Implicit Type Conversion..

Question

#include<stdio.h>
int main(void)
{ 
  signed int a=-1;
  unsigned int b=1;
  int c= a+b;
  printf("%d\n",c);

  return 0;
  }

According to the rule of Implicit type conversion, if one operand is unsigned int,the other will be converted to unsigned int and the result will be unsigned int in a binary operation. so here as b is unsigned int, a should be type casted to unsigned int.As unsigned int is always +ve , so the value of a will be 1.so c=1+1=2.But the output is 0.How ?

Answer 1

-1, when cast to unsigned will become the largest possible value for that type -- e.g. with a 32-bit unsigned, it'll be 4,294,967,295. When you add 1 to that, the value "wraps around" to 0.

Answer 2

Modern machines mostly uses two's complement representation for negative numbers. When two numbers are added, if any of them is negative, it will be first converted to two's complement representation. then these two numbers will be added. So computers usually performs 1 - 1 as 1 + two's complement of (-1). This results to 0.

For 1 - 2, it is 1 + two's complement(-2). Check this program, same number, different representation:

int main()
{
    signed int a = 1;
    unsigned int b = -2;

    int c = a+b;

    printf("%d\n%u\n", c, c);

    return 0;
}

Please read about two's complement representation. You'll need that to become a programmer.

Answer 3

"a should be type casted to unsigned int.
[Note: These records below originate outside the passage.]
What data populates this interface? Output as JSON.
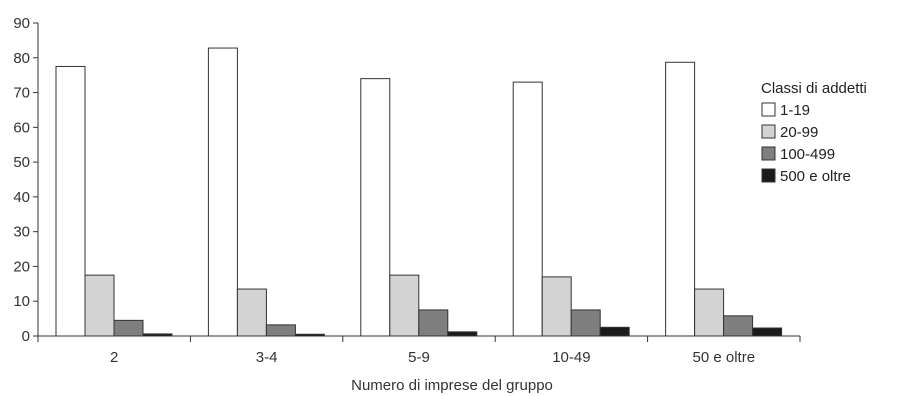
{
  "chart_data": {
    "type": "bar",
    "title": "",
    "xlabel": "Numero di imprese del gruppo",
    "ylabel": "",
    "ylim": [
      0,
      90
    ],
    "yticks": [
      0,
      10,
      20,
      30,
      40,
      50,
      60,
      70,
      80,
      90
    ],
    "grid": false,
    "legend_position": "right",
    "legend_title": "Classi di addetti",
    "categories": [
      "2",
      "3-4",
      "5-9",
      "10-49",
      "50 e oltre"
    ],
    "series": [
      {
        "name": "1-19",
        "color": "#ffffff",
        "values": [
          77.5,
          82.8,
          74.0,
          73.0,
          78.7
        ]
      },
      {
        "name": "20-99",
        "color": "#d3d3d3",
        "values": [
          17.5,
          13.5,
          17.5,
          17.0,
          13.5
        ]
      },
      {
        "name": "100-499",
        "color": "#7f7f7f",
        "values": [
          4.5,
          3.2,
          7.5,
          7.5,
          5.8
        ]
      },
      {
        "name": "500 e oltre",
        "color": "#1a1a1a",
        "values": [
          0.6,
          0.5,
          1.2,
          2.5,
          2.3
        ]
      }
    ]
  }
}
As unsigned int is always +ve , so the value of a will be 1."

Correct up to "will be", but not thereafter ;-)

The result of converting a signed integer to unsigned is specified in the standard, 6.3.1.3/2:

if the new type is unsigned, the value is converted by repeatedly adding or subtracting one more than the maximum value that can be represented in the new type until the value is in the range of the new type

In other words, the negative value is converted to unsigned by taking its value modulo some power of 2, not by flipping the sign.